Politely decline and send a nice card with an M&S voucher in it.

Then, go on holiday with your family and try to repair your own marriage. Spend time with your hubby. Your marriage is much more important than a distant relatives.
Hope you have a super time. As you can see by my user name I think Yorkshire is the best place on the planet!!

ShinyShooney Fri 27-Apr-18 10:18:23

I am confused by your DD being an only child but having a niece and nephew confused

Cath2907 Fri 27-Apr-18 11:12:18

I have one child, my sister has 2 and my SIL has 4 so I actually have 2 nieces and 2 nephews. Only my sister kids would be on the holiday though. 3 kids camping, only 1 is mine! They are her cousins, my niece and nephew sorry!

BrownTurkey Fri 27-Apr-18 13:11:22

I think it is his call in these circumstances. You can of course say and do what you wish.

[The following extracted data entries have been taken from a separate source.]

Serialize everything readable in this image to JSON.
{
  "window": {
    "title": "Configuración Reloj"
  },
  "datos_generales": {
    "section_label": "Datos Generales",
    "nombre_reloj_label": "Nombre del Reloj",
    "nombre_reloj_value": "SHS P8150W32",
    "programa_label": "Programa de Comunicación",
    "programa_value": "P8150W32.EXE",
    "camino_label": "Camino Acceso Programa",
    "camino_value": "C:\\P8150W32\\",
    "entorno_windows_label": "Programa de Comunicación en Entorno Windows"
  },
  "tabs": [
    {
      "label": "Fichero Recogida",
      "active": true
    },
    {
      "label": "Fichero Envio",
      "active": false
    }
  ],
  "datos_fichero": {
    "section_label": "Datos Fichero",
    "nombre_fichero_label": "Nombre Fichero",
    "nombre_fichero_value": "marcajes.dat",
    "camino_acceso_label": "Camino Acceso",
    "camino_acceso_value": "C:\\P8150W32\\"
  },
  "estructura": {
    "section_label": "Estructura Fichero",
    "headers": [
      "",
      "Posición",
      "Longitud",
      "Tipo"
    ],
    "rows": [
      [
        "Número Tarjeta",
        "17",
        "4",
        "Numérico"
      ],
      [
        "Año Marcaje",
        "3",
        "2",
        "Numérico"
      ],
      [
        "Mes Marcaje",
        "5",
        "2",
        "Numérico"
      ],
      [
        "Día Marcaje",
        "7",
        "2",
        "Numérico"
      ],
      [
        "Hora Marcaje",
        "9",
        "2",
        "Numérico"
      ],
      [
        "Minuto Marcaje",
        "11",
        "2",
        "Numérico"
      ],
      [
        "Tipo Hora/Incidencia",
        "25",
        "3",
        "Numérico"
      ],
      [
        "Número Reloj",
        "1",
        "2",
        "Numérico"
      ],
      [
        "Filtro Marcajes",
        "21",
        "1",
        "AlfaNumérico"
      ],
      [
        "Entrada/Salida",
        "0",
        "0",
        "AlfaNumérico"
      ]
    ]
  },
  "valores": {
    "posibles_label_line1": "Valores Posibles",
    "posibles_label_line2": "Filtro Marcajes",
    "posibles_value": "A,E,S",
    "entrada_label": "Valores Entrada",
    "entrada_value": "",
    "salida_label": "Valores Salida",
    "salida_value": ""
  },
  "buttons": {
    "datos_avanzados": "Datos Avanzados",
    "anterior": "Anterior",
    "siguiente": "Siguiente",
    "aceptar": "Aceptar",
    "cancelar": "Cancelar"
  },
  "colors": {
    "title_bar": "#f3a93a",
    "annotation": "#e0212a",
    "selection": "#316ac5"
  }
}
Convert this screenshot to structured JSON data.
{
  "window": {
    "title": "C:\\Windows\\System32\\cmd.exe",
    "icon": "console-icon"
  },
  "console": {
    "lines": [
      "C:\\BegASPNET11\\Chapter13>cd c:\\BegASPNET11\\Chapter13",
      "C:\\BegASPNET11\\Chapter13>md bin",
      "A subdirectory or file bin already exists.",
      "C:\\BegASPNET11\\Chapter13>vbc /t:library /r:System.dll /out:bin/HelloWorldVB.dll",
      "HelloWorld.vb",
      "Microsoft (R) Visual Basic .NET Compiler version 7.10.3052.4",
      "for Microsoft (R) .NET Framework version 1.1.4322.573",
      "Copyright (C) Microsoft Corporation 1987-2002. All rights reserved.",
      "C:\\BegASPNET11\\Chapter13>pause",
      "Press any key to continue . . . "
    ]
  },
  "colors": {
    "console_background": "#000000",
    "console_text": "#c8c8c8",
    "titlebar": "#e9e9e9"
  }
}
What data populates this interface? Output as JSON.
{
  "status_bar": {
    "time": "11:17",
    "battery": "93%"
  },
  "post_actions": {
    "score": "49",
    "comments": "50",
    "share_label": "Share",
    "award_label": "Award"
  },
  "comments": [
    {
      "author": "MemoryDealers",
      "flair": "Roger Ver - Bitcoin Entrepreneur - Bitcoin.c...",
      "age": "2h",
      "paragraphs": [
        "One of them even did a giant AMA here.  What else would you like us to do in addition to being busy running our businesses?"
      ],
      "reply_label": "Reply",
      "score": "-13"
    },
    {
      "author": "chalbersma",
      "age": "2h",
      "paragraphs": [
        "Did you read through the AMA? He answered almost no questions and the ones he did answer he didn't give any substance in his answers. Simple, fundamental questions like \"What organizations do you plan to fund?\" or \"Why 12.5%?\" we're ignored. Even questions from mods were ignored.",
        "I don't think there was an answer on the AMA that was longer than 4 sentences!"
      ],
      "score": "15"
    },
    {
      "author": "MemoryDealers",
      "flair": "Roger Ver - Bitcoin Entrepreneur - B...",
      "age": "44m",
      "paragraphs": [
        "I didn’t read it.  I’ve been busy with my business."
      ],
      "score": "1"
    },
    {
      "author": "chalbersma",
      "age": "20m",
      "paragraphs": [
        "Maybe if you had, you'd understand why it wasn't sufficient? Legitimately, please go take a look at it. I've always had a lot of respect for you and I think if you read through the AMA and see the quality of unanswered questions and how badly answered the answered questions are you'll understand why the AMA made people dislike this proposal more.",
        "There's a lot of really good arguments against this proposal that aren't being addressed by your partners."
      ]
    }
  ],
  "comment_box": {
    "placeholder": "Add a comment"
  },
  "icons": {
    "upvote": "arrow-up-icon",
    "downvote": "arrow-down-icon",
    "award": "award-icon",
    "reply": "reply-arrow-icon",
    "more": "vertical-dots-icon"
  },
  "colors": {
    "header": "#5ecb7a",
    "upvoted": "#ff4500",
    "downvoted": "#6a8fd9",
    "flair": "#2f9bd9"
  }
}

Jeni29 Fri 27-Apr-18 13:23:25

We had a very similar issue, my BEST FRIEND was getting married and we had a holiday booked. We don’t get out much and I explained to my friend that I wouldn’t be able to make it. They then changed the wedding date (it wasn’t set in stone, I am also sure other factors came into it)
Anyway, it’s the weekend before we go away, as both are at the other end of the country we couldn’t do both. Not to mention moving house two weeks prior to that, to add to things.
So, I’m going to the wedding, leaving OH and kids behind.
You just need to do what’s practical, as others have said, you stay and let OH go.